Another study published by the Centers for Disease Control and Prevention last Friday found that 69% of adults who had COVID-19 and did not require hospital care visited outpatient clinics one or more times between 28 and 180 days after their diagnosis. Two-thirds of these received a new medical diagnosis.
According to Axios, most of these patients were women, Black, had underlying medical conditions, and were over 50 years of age. The study authors noted healthcare needs in the months after a COVID-19 diagnosis among nonhospitalized patients has not been well studied.
“Clinicians and healthcare systems should be aware of the potential for post-COVID conditions,” they wrote.
Three-quarters of COVID-19 patients suffer from at least one lingering symptom after six months, according to a Chinese study. Researchers followed almost 2,000 Wuhan patients who were hospitalized with COVID-19 and found that the most common post-infection symptoms were fatigue, muscle weakness, and sleep problems.
According to Euronews, the study published in The Lancet also noted that anxiety and depression plagued patients with long-term symptoms, often referred to a long haulers. Researchers reported patients recovering from COVID-19 may suffer these symptoms for months, and many are unable to return to work at full capacity six months after infection. The long-COVID-19 symptoms experienced by these patients included shortness of breath, migraines, chronic fatigue, and cognitive dysfunction.

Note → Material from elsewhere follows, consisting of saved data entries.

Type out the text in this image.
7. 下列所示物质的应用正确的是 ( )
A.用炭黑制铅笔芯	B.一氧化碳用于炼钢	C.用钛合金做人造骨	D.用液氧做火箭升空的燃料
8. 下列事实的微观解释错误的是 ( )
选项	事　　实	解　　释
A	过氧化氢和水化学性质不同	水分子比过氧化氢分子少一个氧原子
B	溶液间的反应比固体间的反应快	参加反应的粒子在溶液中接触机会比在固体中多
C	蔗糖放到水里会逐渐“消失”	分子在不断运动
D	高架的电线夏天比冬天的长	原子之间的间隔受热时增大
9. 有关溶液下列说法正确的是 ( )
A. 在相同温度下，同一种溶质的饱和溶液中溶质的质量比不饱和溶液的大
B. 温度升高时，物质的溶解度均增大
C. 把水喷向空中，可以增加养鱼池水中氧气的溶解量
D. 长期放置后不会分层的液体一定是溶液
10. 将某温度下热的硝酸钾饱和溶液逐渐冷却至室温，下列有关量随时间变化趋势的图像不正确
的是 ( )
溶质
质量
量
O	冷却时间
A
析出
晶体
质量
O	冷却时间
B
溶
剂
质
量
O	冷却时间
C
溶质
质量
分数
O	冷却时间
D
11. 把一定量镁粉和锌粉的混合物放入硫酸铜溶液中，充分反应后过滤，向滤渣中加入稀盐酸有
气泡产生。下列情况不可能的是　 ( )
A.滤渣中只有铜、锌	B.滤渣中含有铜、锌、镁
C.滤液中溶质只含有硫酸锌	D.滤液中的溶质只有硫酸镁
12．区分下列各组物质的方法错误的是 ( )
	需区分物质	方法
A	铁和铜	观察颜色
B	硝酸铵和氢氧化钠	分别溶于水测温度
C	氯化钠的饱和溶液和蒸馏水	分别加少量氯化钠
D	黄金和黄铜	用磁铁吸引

According to CNBC, the largest global study of long COVID-19 confirmed that many patients were incapacitated for months after infection. The study included data from researchers who surveyed close to 4,000 people aged 18 to 80 from 56 countries. It found that these long haulers suffered 205 symptoms in 10 organs, with 66 symptoms that lasted over 7 months.
The researchers found that the most reported symptoms such as fatigue, tiredness after exertion, and cognitive dysfunction often referred to as brain fog, lasted for at least six months. Moreover, 45% of respondents said they had to reduce their workload as a result of their disabling symptoms, while 22.3% said they could not work at all.